The World’s Top 5 Culinary Obsessions

Jun 13, 2012 9:01 am

Food freaks go wild from Barcelona to Brooklyn

Barcelonans hold elaborate calçotada, or parties, in honor of calçots.
Barcelonans hold elaborate calçotada, or parties, in honor of calçots.
 
Mango
On St. Croix, they celebrate the mango at the annual Mango Melee.
 

There comes a point in every food-loving life when you have to face hard questions. Has your passion for seasonality taken a dark turn? Is your commitment to local produce alienating friends and loved ones? Do vendors at your local farmers’ market avoid eye contact when you approach?

If so, you may be suffering from an affliction striking culinary communities around the globe. From Catalonia to the Caribbean, we food fans are in danger of becoming maniacal, celebrating a single, seasonal ingredient to the point of obsession.

Whether you’re paying $20 per pound for onions in New York, or inspiring actual fruit-related protests in Israel, know that you are not alone. Take a deep breath, step away from the altar of Alice Waters, and read on to see if yours falls within the world’s top five singular culinary obsessions.

1. New York: Ramps
When these garlicky little rock stars hit farmers markets for their six-week limited engagement each spring, New Yorkers start eagerly forking over funds for any menu item featuring the bulbs. Twitter feeds are ablaze with the sort of excitement usually reserved for Jeter sightings or cobras on the lam. While ramps are admittedly delicious, New Yorkers’ endless enthusiasm for them begs the question: Would wild onions by any other name taste so sweet?

2. Tokyo: Matsutake
In a city known for manic culinary crazes, Matsutake mushrooms inspire an almost religious devotion amongst food-loving Tokyoites. Once a major seasonal symbol à la spring cherry blossoms, the fall fungi now have to be harvested by hand and are thus exceedingly rare. With a limited season of just a few short weeks, individual ‘shrooms can run around $200 a pop, yet sell out of purveyors stalls and restaurant menus every year.

3. St. Croix: Mangoes
Summer in St. Croix means mangoes. With over 80 varieties grown on-island, Crucians employ the fruit in everything from butter to sushi to home-brewed beer. At the annual Mango Melee, now in its 13th year, mangoes take a starring role at events like Mango Dis, Mango Dat, a hugely popular Iron Chef of sorts, in which local chefs compete to create the best mango-centric dishes. Go with an open mind and an empty stomach.

4. Barcelona: Calçots
Cousin to the scallion, calçots are a Catalan tradition. The cultivation process, in which roots are replanted and repeatedly covered with dirt, is so specific that calçots from their native Valls are geographically protected by the E.U. Harvest season was extended due to popular demand; fervent Barcelonans now hold elaborate calçotada, or parties and festivals in calçots’ honor, for up to three months each spring. Come early and come often to taste the charred bulbs dipped in garlicky salvitxada sauce.

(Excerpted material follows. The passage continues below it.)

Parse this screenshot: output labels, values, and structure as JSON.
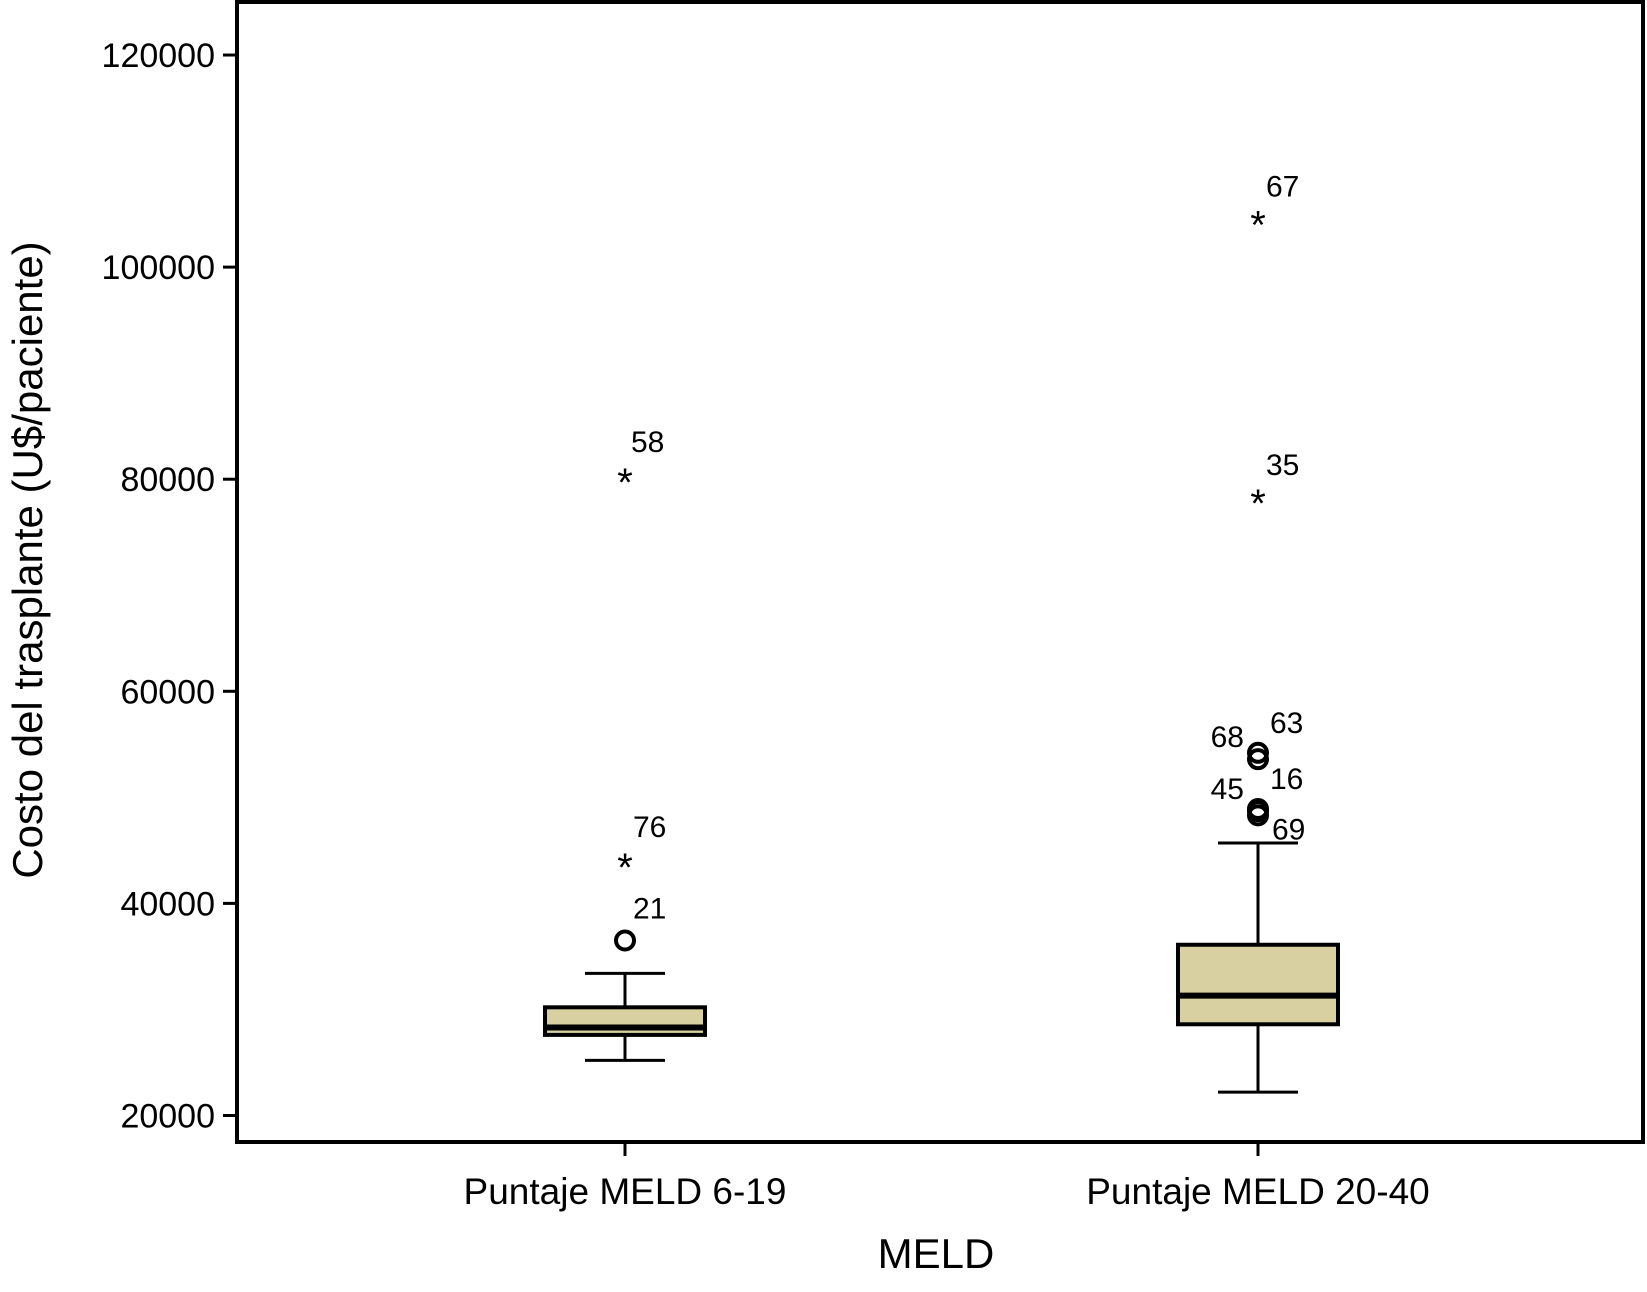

5. Tel Aviv: Passion fruit
In 2005, a Tel Aviv flash mob staged an actual demonstration against passion fruit. First brought to Israeli shores by Australian farmers in the early 20th Century, the perennial flourished in the Eastern Mediterranean climate, and became so omnipresent on fine dining menus and farm stands alike that angry Tel Avivians simply couldn’t take it anymore. Let this be a lesson to us all.